Where are you right now? What are you doing? Well, besides reading this piece about staying in the moment.
Are you actually aware of what is happening in the present?
These days, we are so caught up in the past or future, always thinking about our to-do list, unread emails, urgent text messages. It’s so easy to forget what we are doing right now.
That’s where the practice of yoga and meditation helps: I was at a vinyasa class the other night that started off with an introspective pose (child's pose or balanasa). As our heads lay softly on our mats and our bodies were curled underneath us, the teacher instructed us to let go of our thoughts and future plans. She suggested that we let them fade away to the side of our minds because, for the duration of class, we would not be worrying about them and anyway they’d still be there when it was done. For that period, I only needed to focus on the breath, each yoga move, the way my body felt.

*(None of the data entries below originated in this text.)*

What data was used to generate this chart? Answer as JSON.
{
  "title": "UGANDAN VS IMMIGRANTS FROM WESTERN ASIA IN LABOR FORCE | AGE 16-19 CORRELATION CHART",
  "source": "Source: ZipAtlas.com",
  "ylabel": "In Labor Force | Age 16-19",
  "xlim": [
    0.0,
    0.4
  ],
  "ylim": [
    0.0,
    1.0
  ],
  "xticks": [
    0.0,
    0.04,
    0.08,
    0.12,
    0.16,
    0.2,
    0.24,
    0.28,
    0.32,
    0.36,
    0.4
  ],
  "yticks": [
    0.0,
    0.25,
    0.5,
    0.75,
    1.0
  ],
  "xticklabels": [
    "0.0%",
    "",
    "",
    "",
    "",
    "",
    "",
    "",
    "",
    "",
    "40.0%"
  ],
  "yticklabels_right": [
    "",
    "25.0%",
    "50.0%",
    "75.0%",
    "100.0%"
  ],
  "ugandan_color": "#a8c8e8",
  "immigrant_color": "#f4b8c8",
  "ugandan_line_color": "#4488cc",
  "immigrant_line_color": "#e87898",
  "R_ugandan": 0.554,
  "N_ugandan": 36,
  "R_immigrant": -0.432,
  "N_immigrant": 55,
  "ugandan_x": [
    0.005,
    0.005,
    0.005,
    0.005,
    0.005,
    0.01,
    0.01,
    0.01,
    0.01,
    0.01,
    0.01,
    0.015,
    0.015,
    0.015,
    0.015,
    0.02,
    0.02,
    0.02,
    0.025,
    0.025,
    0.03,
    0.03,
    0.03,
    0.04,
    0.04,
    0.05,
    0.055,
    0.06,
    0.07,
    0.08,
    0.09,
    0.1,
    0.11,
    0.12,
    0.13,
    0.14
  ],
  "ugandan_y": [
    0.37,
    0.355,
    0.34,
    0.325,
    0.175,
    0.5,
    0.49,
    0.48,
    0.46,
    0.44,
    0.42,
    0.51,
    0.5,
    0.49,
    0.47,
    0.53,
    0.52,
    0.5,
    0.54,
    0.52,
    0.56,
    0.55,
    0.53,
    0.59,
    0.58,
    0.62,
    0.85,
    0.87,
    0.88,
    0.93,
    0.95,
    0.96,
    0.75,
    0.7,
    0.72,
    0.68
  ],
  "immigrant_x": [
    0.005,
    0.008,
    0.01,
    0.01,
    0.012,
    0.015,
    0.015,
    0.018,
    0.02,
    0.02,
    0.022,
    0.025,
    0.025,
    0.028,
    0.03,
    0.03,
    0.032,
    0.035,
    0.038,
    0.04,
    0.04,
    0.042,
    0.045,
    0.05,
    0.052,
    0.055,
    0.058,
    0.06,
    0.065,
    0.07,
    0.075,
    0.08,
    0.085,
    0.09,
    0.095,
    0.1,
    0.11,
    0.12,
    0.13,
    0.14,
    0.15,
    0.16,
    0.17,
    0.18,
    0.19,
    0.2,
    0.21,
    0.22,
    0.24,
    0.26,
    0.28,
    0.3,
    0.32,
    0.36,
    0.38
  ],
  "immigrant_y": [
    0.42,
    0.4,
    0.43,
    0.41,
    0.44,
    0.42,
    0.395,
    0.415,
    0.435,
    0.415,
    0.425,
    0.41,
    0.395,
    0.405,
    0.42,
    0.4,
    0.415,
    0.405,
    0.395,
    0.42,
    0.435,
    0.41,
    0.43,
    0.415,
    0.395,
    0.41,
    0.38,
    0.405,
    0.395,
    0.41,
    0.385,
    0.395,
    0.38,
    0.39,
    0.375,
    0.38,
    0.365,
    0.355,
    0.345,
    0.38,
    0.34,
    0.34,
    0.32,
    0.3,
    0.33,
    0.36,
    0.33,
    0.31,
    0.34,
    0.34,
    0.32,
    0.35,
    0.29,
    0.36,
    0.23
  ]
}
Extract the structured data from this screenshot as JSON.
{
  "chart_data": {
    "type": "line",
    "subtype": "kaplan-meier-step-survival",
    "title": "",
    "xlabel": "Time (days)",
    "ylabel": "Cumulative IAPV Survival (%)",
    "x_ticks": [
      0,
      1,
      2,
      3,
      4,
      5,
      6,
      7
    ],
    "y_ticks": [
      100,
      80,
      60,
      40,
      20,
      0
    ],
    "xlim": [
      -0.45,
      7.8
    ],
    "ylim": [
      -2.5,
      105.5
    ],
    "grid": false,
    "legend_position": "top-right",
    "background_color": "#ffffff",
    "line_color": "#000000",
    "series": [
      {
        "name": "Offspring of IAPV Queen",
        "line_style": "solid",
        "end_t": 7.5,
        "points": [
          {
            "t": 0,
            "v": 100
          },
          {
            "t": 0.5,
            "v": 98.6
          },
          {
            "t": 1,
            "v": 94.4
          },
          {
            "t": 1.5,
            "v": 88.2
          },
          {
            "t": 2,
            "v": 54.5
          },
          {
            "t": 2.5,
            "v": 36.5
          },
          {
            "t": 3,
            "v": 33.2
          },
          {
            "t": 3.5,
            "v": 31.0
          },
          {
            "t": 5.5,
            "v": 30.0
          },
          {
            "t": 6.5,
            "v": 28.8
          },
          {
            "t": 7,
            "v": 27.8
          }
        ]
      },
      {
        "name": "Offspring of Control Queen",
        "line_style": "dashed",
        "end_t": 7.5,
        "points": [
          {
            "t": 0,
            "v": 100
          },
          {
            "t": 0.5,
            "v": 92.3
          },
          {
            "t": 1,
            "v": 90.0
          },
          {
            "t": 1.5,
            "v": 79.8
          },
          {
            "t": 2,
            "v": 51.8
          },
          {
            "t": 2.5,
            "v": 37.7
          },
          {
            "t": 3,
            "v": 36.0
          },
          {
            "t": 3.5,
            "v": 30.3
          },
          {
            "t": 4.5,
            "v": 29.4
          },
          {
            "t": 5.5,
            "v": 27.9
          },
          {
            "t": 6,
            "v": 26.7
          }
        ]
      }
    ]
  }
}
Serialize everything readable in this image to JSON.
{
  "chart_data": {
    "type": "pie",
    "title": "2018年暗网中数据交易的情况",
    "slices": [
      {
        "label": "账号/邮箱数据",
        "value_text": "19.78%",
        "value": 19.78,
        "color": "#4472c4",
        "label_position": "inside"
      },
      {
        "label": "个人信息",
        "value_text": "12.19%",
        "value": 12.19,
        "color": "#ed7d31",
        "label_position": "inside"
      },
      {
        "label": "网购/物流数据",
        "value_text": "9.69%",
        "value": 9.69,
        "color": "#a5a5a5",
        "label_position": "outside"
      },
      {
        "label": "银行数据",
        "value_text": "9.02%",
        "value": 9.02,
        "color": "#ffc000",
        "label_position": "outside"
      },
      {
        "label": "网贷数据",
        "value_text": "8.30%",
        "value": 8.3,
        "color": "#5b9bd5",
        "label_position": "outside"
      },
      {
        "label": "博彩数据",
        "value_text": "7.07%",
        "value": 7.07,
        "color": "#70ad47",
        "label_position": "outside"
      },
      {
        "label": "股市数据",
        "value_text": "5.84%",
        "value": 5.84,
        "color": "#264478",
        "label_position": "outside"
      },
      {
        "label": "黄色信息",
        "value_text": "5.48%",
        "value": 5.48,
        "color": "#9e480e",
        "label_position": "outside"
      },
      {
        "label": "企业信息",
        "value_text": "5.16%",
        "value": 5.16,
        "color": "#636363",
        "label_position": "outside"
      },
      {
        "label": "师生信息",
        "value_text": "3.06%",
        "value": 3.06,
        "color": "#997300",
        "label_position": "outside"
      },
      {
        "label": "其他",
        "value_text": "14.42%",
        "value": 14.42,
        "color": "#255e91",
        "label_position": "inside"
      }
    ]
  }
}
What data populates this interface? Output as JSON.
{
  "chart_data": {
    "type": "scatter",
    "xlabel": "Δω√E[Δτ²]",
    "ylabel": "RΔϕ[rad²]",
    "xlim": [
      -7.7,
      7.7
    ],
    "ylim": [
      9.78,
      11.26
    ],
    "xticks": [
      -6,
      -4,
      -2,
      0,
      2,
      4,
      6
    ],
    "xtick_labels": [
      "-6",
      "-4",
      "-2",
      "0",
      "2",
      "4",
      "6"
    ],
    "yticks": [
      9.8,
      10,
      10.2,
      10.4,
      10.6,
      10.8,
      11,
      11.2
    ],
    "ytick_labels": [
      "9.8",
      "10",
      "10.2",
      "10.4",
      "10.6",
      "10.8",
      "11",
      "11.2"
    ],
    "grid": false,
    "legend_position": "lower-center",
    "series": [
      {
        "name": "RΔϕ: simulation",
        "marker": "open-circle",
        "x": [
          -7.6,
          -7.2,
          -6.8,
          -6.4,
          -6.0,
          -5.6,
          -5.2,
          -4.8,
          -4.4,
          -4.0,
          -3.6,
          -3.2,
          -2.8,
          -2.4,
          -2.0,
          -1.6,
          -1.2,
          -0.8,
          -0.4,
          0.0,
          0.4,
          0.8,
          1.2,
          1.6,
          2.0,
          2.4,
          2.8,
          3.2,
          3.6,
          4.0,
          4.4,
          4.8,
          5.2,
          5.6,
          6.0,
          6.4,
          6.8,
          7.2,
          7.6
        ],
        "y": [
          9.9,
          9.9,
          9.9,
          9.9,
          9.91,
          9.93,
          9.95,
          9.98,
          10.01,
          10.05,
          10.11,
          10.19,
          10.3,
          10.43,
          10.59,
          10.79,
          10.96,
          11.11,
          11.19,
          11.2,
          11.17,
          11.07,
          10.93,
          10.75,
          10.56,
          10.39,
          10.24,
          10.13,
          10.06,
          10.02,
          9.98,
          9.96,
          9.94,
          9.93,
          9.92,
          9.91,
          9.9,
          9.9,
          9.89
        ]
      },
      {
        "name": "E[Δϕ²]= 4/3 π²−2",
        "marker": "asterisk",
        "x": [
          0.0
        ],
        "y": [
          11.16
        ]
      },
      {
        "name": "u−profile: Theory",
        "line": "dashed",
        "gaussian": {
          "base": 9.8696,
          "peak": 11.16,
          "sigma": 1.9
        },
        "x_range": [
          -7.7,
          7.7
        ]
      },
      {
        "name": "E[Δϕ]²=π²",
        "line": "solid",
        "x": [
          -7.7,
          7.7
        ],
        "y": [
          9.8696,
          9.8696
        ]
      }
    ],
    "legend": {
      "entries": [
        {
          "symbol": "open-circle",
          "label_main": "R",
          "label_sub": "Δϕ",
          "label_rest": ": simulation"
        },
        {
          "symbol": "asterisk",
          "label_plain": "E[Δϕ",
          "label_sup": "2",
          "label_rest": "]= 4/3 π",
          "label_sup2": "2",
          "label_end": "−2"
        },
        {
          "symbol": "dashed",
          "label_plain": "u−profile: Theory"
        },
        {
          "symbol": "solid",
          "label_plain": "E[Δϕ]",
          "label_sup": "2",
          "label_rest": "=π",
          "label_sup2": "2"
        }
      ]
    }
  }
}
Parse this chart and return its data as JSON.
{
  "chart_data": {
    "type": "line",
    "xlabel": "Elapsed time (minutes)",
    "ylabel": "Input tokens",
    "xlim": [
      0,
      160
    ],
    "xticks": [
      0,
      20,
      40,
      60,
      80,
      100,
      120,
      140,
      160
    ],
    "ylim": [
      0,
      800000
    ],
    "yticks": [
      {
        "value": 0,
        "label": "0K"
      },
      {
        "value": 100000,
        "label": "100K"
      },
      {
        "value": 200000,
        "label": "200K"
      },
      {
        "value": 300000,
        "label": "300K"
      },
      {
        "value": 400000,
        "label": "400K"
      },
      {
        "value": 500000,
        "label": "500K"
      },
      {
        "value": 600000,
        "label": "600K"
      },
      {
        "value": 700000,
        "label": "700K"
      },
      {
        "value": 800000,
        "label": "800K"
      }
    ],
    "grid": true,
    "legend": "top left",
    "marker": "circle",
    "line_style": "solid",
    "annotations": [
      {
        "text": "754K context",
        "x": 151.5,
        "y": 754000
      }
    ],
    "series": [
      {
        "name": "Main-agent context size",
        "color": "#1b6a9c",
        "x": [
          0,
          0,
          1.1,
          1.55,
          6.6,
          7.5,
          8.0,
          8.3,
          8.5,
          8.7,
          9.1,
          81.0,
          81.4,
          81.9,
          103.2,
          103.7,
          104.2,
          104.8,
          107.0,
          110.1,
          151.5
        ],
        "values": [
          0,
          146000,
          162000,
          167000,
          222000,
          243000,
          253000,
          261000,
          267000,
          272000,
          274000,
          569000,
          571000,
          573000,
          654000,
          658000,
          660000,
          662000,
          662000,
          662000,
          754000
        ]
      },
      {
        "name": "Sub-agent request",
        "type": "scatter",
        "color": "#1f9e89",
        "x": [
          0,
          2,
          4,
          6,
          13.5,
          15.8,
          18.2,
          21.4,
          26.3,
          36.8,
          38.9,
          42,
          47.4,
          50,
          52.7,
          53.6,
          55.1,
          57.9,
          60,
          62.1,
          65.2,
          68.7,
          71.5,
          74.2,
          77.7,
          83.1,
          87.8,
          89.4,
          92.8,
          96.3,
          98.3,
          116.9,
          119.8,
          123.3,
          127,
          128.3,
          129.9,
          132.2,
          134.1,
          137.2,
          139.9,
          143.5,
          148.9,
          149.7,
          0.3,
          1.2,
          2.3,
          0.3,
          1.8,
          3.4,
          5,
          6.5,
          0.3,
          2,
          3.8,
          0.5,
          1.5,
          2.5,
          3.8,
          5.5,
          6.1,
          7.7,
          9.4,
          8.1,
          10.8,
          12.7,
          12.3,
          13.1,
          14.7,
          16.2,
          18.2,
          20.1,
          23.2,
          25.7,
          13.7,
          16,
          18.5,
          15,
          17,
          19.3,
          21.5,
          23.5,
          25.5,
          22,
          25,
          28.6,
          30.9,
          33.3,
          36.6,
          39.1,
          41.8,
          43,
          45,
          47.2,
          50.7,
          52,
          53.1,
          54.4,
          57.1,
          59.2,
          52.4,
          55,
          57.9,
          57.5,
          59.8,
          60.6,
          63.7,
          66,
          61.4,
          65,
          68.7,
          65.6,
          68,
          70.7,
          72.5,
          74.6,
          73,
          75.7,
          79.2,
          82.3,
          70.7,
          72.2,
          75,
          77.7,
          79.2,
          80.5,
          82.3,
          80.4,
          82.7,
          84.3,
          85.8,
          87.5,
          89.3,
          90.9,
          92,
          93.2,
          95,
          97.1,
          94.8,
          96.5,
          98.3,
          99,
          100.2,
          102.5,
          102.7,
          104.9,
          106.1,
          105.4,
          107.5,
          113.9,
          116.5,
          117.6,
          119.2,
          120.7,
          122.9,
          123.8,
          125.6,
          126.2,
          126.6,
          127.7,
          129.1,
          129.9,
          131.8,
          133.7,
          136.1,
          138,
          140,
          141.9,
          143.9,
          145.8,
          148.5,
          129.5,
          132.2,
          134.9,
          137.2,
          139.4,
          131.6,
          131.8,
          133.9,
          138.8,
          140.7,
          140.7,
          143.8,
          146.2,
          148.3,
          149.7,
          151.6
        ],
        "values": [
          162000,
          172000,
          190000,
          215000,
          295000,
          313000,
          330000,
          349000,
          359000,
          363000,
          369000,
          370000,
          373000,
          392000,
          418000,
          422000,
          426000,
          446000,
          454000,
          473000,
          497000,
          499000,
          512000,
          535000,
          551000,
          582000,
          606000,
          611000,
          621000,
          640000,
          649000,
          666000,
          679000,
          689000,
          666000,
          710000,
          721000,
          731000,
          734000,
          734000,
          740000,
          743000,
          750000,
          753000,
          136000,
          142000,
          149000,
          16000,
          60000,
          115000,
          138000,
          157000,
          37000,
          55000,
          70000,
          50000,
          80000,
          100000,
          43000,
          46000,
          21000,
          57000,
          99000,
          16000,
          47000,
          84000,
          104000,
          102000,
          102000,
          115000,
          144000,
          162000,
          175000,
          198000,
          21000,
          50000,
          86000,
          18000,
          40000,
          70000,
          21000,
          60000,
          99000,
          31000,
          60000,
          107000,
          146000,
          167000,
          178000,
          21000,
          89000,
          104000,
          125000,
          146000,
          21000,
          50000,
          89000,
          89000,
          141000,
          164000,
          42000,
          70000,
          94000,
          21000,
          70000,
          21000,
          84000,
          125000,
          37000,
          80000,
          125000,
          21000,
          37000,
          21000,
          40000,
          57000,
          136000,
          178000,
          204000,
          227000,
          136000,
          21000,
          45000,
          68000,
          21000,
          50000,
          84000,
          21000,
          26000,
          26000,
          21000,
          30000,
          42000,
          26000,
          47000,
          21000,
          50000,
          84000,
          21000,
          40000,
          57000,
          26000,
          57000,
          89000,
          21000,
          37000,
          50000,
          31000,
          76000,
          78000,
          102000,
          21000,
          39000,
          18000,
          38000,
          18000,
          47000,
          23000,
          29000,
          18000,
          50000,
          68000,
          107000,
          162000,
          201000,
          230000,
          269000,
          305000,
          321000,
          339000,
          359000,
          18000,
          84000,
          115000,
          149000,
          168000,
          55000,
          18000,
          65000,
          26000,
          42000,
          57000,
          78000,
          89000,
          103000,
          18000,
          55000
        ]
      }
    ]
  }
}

This whole concept of “living in the moment” has been guiding the way I try to live ever since. I have been living with awareness and intention, moving from one moment to the next. It has helped me become more present, productive and in-tune with my intuition.
This more aware lifestyle has already impacted the way I make decisions: Instead of operating on autopilot, I question everything, asking things such as, “Is this what I want to be doing?” and “How does this make me feel today?” Just the intention of checking in with myself helps to bring me into the present moment. Because what worked yesterday may not work today. Our bodies, minds, souls are evolving.
The first day after living with such awareness ended on a high note. I was in bed with a cup of peppermint tea, almond milk and a teaspoon of honey. (Local, raw, unfiltered honey releases melatonin in the brain, so it’s great to have before falling asleep.) I completed the majority of my to-do list—and not just completed it, but felt great about what I was putting out into the world.
But the best effect of this way of living has been how I end up caring for my friends and family better than I normally do. Interesting, right? I sent my friend that postcard that was sitting on my desk for weeks. I texted my friend right at midnight to wish her a “Happy Birthday.” I sent my family a link to an article that I thought would bring them some smiles. I asked my brother to go on a road trip with me during the holidays. I bought my best friends a bottle of my favorite organic oils. (Yes, go buy some!) I called my mom. I bought a train ticket to visit my friends in Boston next month. The list goes on.
Living in the moment allows me to be more present for them. And being present for them makes me more appreciative of the important things in life.
The quality of our lives is directly connected to the relationships we have with ourselves and others. Living in the moment makes these relationships stronger and healthier. All it requires is taking a beat to check in with ourselves and listen to what our minds, bodies and souls need right this second. In the present moment. Right now.